Boeing (NYSE: BA) and its approved suppliers, C&D Aerospace and Aim Aviation, delivered more than 4,300 enhanced security flight deck door kits to 76 airlines, enabling the airlines to meet today's FAA-mandated installation deadline for all aircraft serving U.S. airports.
The deliveries culminate an 18-month, industry-wide effort to design, certify, manufacture and install the doors throughout the fleet. Working-together teams comprising the entire industry -- FAA, airlines, pilots and manufacturers -- began meeting to develop standards for the doors in October 2001. In January 2002, the FAA mandated that the entire U.S.-registered fleet must meet the standards of these teams by installing doors that incorporate greatly increased blunt-force, ballistics and small-explosives resistance by today's deadline.

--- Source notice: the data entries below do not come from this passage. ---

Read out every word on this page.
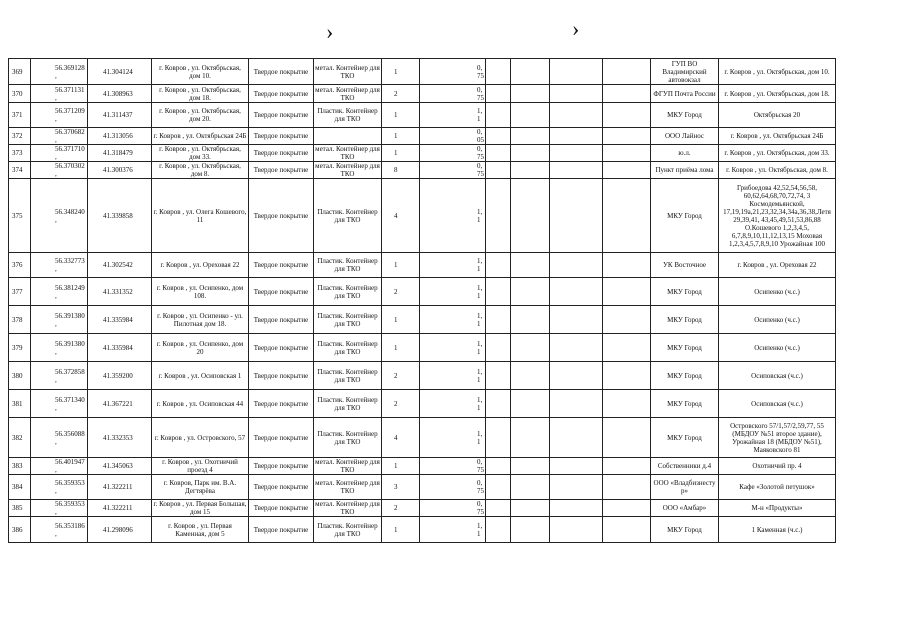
›	›
369	56.369128,	41.304124	г. Ковров , ул. Октябрьская, дом 10.	Твердое покрытие	метал. Контейнер для ТКО	1	0,75					ГУП ВО Владимирский автовокзал	г. Ковров , ул. Октябрьская, дом 10.
370	56.371131,	41.308963	г. Ковров , ул. Октябрьская, дом 18.	Твердое покрытие	метал. Контейнер для ТКО	2	0,75					ФГУП Почта России	г. Ковров , ул. Октябрьская, дом 18.
371	56.371209,	41.311437	г. Ковров , ул. Октябрьская, дом 20.	Твердое покрытие	Пластик. Контейнер для ТКО	1	1,1					МКУ Город	Октябрьская 20
372	56.370682,	41.313056	г. Ковров , ул. Октябрьская 24Б	Твердое покрытие		1	0,05					ООО Лайнос	г. Ковров , ул. Октябрьская 24Б
373	56.371710,	41.318479	г. Ковров , ул. Октябрьская, дом 33.	Твердое покрытие	метал. Контейнер для ТКО	1	0,75					ю.л.	г. Ковров , ул. Октябрьская, дом 33.
374	56.370302,	41.300376	г. Ковров , ул. Октябрьская, дом 8.	Твердое покрытие	метал. Контейнер для ТКО	8	0,75					Пункт приёма лома	г. Ковров , ул. Октябрьская, дом 8.
375	56.348240,	41.339858	г. Ковров , ул. Олега Кошевого, 11	Твердое покрытие	Пластик. Контейнер для ТКО	4	1,1					МКУ Город	Грибоедова 42,52,54,56,58, 60,62,64,68,70,72,74, 3 Космодемьянской, 17,19,19а,21,23,32,34,34а,36,38,Летя 29,39,41, 43,45,49,51,53,86,88 О.Кошевого 1,2,3,4,5, 6,7,8,9,10,11,12,13,15 Моховая 1,2,3,4,5,7,8,9,10 Урожайная 100
376	56.332773,	41.302542	г. Ковров , ул. Ореховая 22	Твердое покрытие	Пластик. Контейнер для ТКО	1	1,1					УК Восточное	г. Ковров , ул. Ореховая 22
377	56.381249,	41.331352	г. Ковров , ул. Осипенко, дом 108.	Твердое покрытие	Пластик. Контейнер для ТКО	2	1,1					МКУ Город	Осипенко (ч.с.)
378	56.391380,	41.335984	г. Ковров , ул. Осипенко - ул. Пилотная дом 18.	Твердое покрытие	Пластик. Контейнер для ТКО	1	1,1					МКУ Город	Осипенко (ч.с.)
379	56.391380,	41.335984	г. Ковров , ул. Осипенко, дом 20	Твердое покрытие	Пластик. Контейнер для ТКО	1	1,1					МКУ Город	Осипенко (ч.с.)
380	56.372858,	41.359200	г. Ковров , ул. Осиповская 1	Твердое покрытие	Пластик. Контейнер для ТКО	2	1,1					МКУ Город	Осиповская (ч.с.)
381	56.371340,	41.367221	г. Ковров , ул. Осиповская 44	Твердое покрытие	Пластик. Контейнер для ТКО	2	1,1					МКУ Город	Осиповская (ч.с.)
382	56.356088,	41.332353	г. Ковров , ул. Островского, 57	Твердое покрытие	Пластик. Контейнер для ТКО	4	1,1					МКУ Город	Островского 57/1,57/2,59,77, 55 (МБДОУ №51 второе здание), Урожайная 18 (МБДОУ №51), Маяковского 81
383	56.401947,	41.345063	г. Ковров , ул. Охотничий проезд 4	Твердое покрытие	метал. Контейнер для ТКО	1	0,75					Собственники д.4	Охотничий пр. 4
384	56.359353,	41.322211	г. Ковров, Парк им. В.А. Дегтярёва	Твердое покрытие	метал. Контейнер для ТКО	3	0,75					ООО «Владбизнесту р»	Кафе «Золотой петушок»
385	56.359353,	41.322211	г. Ковров , ул. Первая Большая, дом 15	Твердое покрытие	метал. Контейнер для ТКО	2	0,75					ООО «Амбар»	М-н «Продукты»
386	56.353186,	41.298096	г. Ковров , ул. Первая Каменная, дом 5	Твердое покрытие	Пластик. Контейнер для ТКО	1	1,1					МКУ Город	1 Каменная (ч.с.)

Once the standards were in hand, Boeing designated its Interior Center of Excellence in Everett, Wash., to produce doors for the 747, 767 and 777; and C&D Aerospace to produce Boeing-approved doors for the 727, 737, 757, DC-9, MD-80, and DC-10/MD-11 lines of airplanes.
In January, Boeing selected Aim Aviation of Renton, Wash., as its approved supplier for doors for the 717. Design and certification involved high levels of effort from a wide spectrum of Boeing participants including flight-deck engineers and fabrication and testing employees. These participants worked with Boeing-approved suppliers to help with testing and detail; assist customers during the certification process; and coordinate with FAA and international regulators to ensure full adherence to standards.
The Interiors Center of Excellence has delivered more than 1,500 kits, while C&D has delivered more than 4,000 kits, 2,700 of which were for Boeing aircraft, and Aim about 85.
Aviation Week recently recognized the team of Boeing, C&D Aerospace of Huntington Beach, Calif., and Aim Aviation by naming them the 2003 recipient of the Charles Ryan Award. The award recognizes companies that have done the most in the preceding year to find new ways to improve operations and service, profits, efficiency and effectiveness, while sustaining or improving safety and technical proficiency. Aviation Week will present the award at its MRO Conference & Exhibition in Ft. Lauderdale, Fla., April 15.
"Meeting the deadline for strengthening cockpit doors on commercial aircraft was truly a collaborative effort between government and industry," said FAA Administrator Marion Blakey. "I am proud to be part of an industry that puts passenger safety first."
Jerry Mack, Boeing vice president of Government/Industry Technical Liaison for Boeing Commercial Airplanes, said the company was proud to be able to help customers in the effort.
"Thousands of Boeing employees, along with our suppliers and customers, worked countless hours to achieve a very difficult goal," Mack said. "They truly committed themselves to making our customers successful and enhancing the security of the flying public."